Liberale da Verona

Cet article est extrait de l'ouvrage Larousse « Dictionnaire de la peinture ».

Peintre italien (Vérone v.  1445  – id.  1527-1529).

Il exécute ses premières miniatures à Vérone en 1465 pour l'église S. Maria in Organo, puis émigre en Toscane. Entre 1467 et 1469, il enlumine 4 Antiphonaires (Chiusi, Opera del Duomo) du monastère de Monte Oliveto Maggiore, dans lesquels s'unissent la force de la tradition padouane, de Belbello aux grands miniaturistes de Borso d'Este, et les premiers motifs plastiques toscans. Formé dans l'Italie du Nord, il y a acquis la qualité fondamentale de son style : un graphisme très souple et fleuri, riche d'arabesques et de torsions formelles. Son originalité se déploie pleinement dans les fameux 14 Graduels décorés, entre 1470 et 1476, pour la " libreria " (bibliothèque) Piccolomini de Sienne (dôme). Dans ces grandes feuilles, chefs-d'œuvre de l'enluminure italienne du quattrocento, certains rythmes fantastiques du Gothique tardif international subsistent encore, côtoyant les lignes fortes et incisives de la manière florentine telle que la pratiquent Botticelli et Pollaiolo.

Toute l'activité siennoise de Liberale da Verona est proche et souvent étroitement liée à celle d'un autre miniaturiste, Girolamo da Cremona, ce qui a rendu longtemps difficile toute attribution certaine à chacun des deux artistes. Cependant, R. Longhi a reconnu à Liberale da Verona une personnalité supérieure à celle de Girolamo, chez qui pourtant il puisa souvent ses sources d'inspiration. On reconnaît aujourd'hui en Liberale l'auteur de plusieurs œuvres importantes, attribuées antérieurement à Girolamo et exécutées au cours de séjours à Rome (la Vierge et l'Enfant entre saint Benoît et sainte Françoise Romaine, église Sainte-Françoise-Romaine) et à Viterbe. Le Christ et quatre saints (1472, Viterbe, cathédrale) est ainsi sans doute son chef-d'œuvre. La figure du Christ, debout sur un podium, prend un relief plastique plus intense dans le mouvement du vêtement, gonflé et accentué par un regard à la fixité inquiète.

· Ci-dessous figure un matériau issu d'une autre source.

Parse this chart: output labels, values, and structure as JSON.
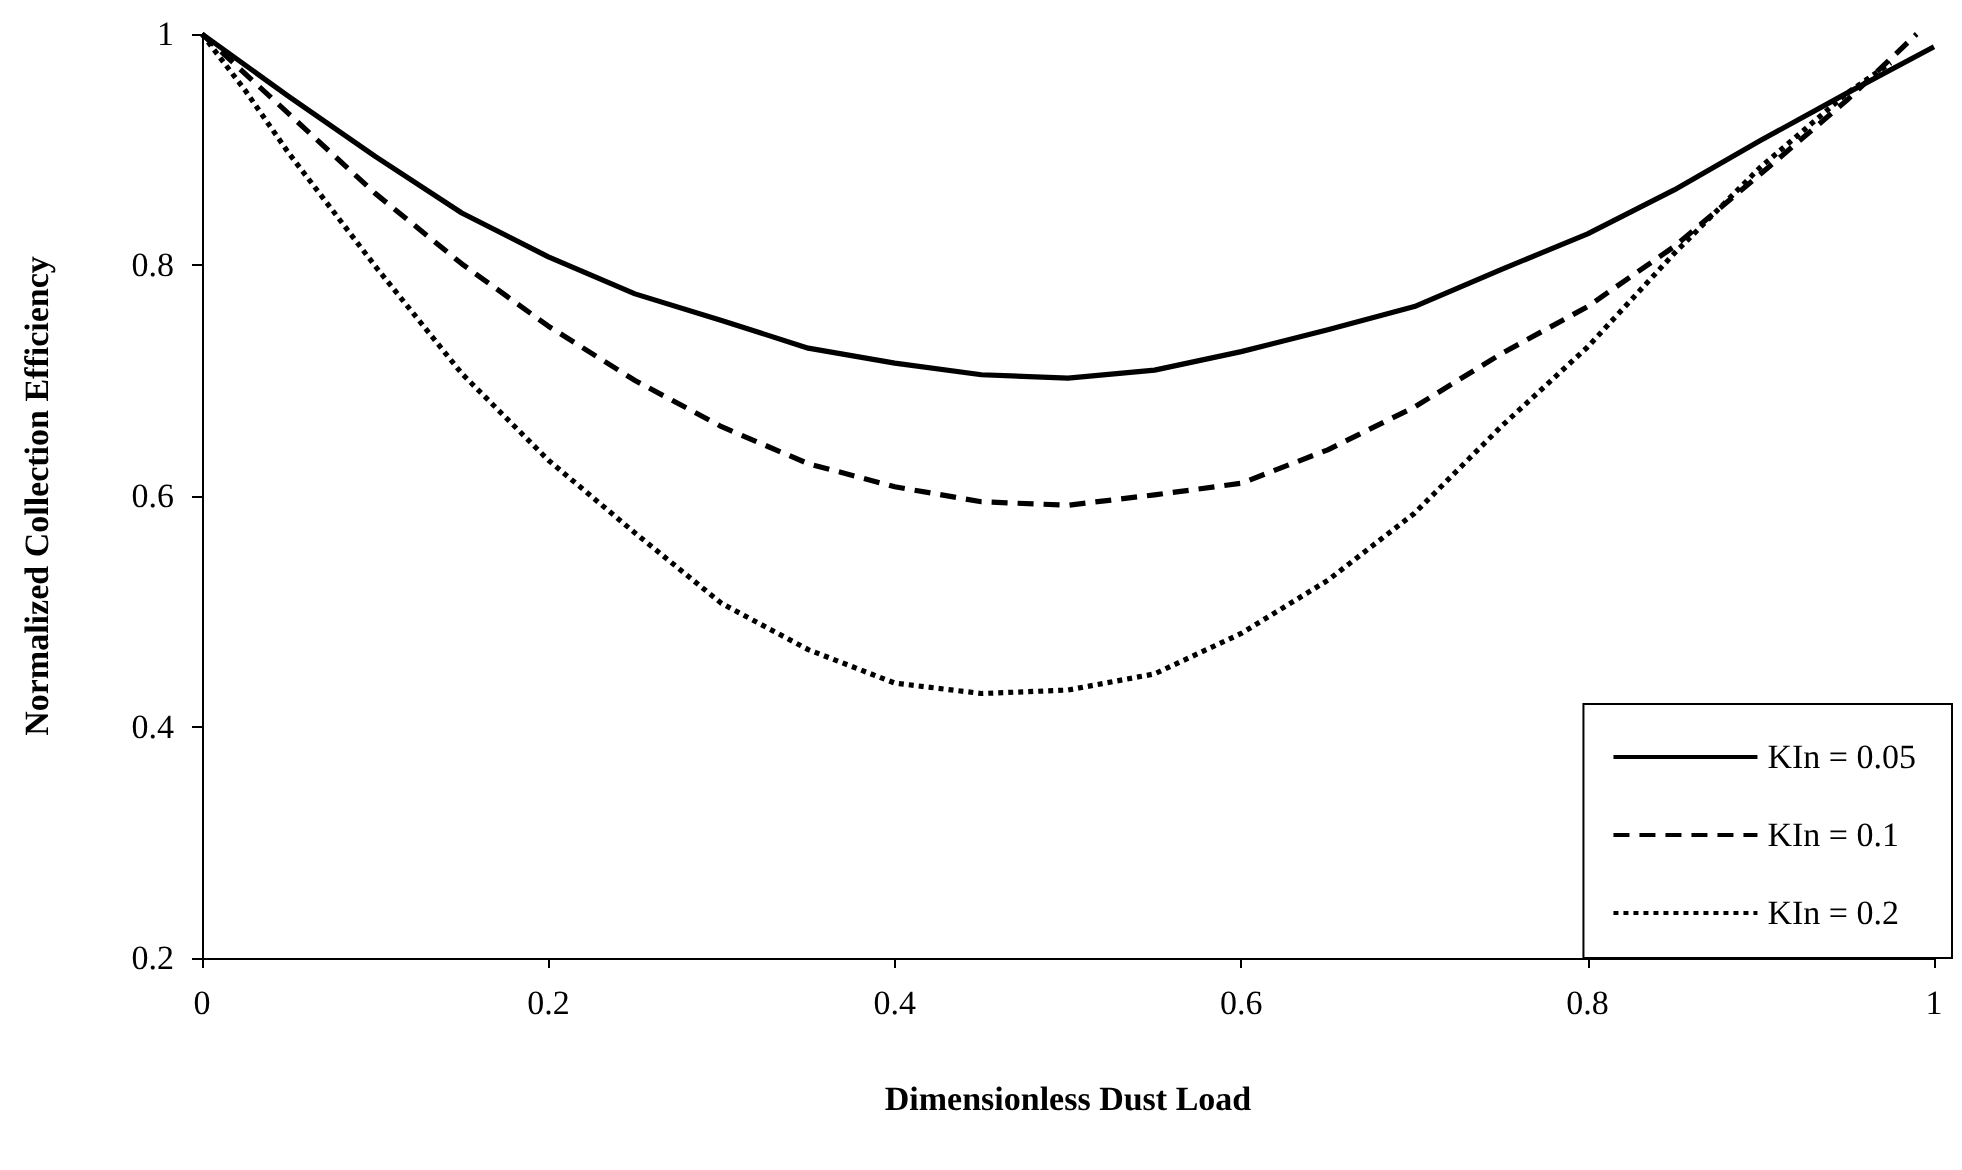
{
  "chart_data": {
    "type": "line",
    "xlabel": "Dimensionless Dust Load",
    "ylabel": "Normalized Collection Efficiency",
    "xlim": [
      0,
      1
    ],
    "xticks": [
      0,
      0.2,
      0.4,
      0.6,
      0.8,
      1
    ],
    "ylim": [
      0.2,
      1
    ],
    "yticks": [
      0.2,
      0.4,
      0.6,
      0.8,
      1
    ],
    "grid": false,
    "legend": "bottom right",
    "marker": "none",
    "series": [
      {
        "name": "KIn = 0.05",
        "color": "#000000",
        "line_style": "solid",
        "x": [
          0,
          0.05,
          0.1,
          0.15,
          0.2,
          0.25,
          0.3,
          0.35,
          0.4,
          0.45,
          0.5,
          0.55,
          0.6,
          0.65,
          0.7,
          0.75,
          0.8,
          0.85,
          0.9,
          0.95,
          1
        ],
        "values": [
          1,
          0.946,
          0.894,
          0.845,
          0.807,
          0.775,
          0.752,
          0.728,
          0.715,
          0.705,
          0.702,
          0.709,
          0.725,
          0.744,
          0.764,
          0.796,
          0.827,
          0.865,
          0.908,
          0.949,
          0.989
        ]
      },
      {
        "name": "KIn = 0.1",
        "color": "#000000",
        "line_style": "dashed",
        "x": [
          0,
          0.05,
          0.1,
          0.15,
          0.2,
          0.25,
          0.3,
          0.35,
          0.4,
          0.45,
          0.5,
          0.55,
          0.6,
          0.65,
          0.7,
          0.75,
          0.8,
          0.85,
          0.9,
          0.95,
          0.99
        ],
        "values": [
          1,
          0.931,
          0.862,
          0.801,
          0.747,
          0.7,
          0.66,
          0.628,
          0.608,
          0.595,
          0.592,
          0.601,
          0.611,
          0.64,
          0.677,
          0.723,
          0.764,
          0.816,
          0.879,
          0.943,
          1
        ]
      },
      {
        "name": "KIn = 0.2",
        "color": "#000000",
        "line_style": "dotted",
        "x": [
          0,
          0.025,
          0.05,
          0.1,
          0.15,
          0.2,
          0.25,
          0.3,
          0.35,
          0.4,
          0.45,
          0.5,
          0.55,
          0.6,
          0.65,
          0.7,
          0.75,
          0.8,
          0.85,
          0.9,
          0.95,
          0.975
        ],
        "values": [
          1,
          0.951,
          0.897,
          0.799,
          0.706,
          0.631,
          0.568,
          0.507,
          0.467,
          0.438,
          0.429,
          0.432,
          0.446,
          0.481,
          0.527,
          0.585,
          0.66,
          0.729,
          0.81,
          0.885,
          0.949,
          0.975
        ]
      }
    ]
  }
}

Parmi les œuvres ainsi restituées à Liberale, on peut citer 2 Scènes de la vie de saint Pierre (Berlin et Cambridge, Fitzwilliam Museum), l'Enlèvement d'Hélène (Avignon, Petit Palais) et l'Enlèvement d'Europe (Louvre), la Nativité (New Haven, Yale University Art Gal.), les Joueurs d'échecs (" cassone " partagé entre le Metropolitan Museum et la fondation Berenson à Settignano).

Selon Vasari, Liberale est de retour à Vérone en 1482 ; puis il se rend à Venise en 1489, date à laquelle il peint la " pala " avec la Madone en trône avec quatre saints (musées de Berlin). Il rentre ensuite à Vérone, où il déploie une grande activité jusqu'à sa mort. Parmi les œuvres de cette période, il faut mentionner la Pietà (Munich, Alte Pin.), un Saint Sébastien (Brera) où apparaît encore l'influence de Mantegna, la Nativité (Boston, Gardner Museum), de nombreuses Madones (Turin, Gal. Sabauda ; Londres, N. G. ; Stockholm, Université ; musées de Grenoble et de Cracovie), l'Adoration des mages (Vérone, Duomo), la Déposition de croix (Vérone, Castel Vecchio), la prédelle de la Vie de la Vierge (Vérone, archevêché). Les fresques (1490) de la chapelle Bonaversi à S. Anastasia, à Vérone, restent l'une de ses œuvres les plus significatives. Les dons de Liberale da Verona, son imagination poétique pleine de fantaisie, son âpreté, son goût pour une expression tourmentée furent reconnus déjà par Vasari, qui admirait sa capacité de " savoir rendre le rire aussi bien que les pleurs ". Son " expressionnisme ", pour employer un terme moderne, fait de lui un isolé dans le climat classique de Vérone. Il apparaît ainsi beaucoup plus proche de certains peintres du Nord et en particulier de ceux de l'école du Danube, tout en les devançant sensiblement sur le plan historique, ce qui rend sa personnalité encore plus singulière.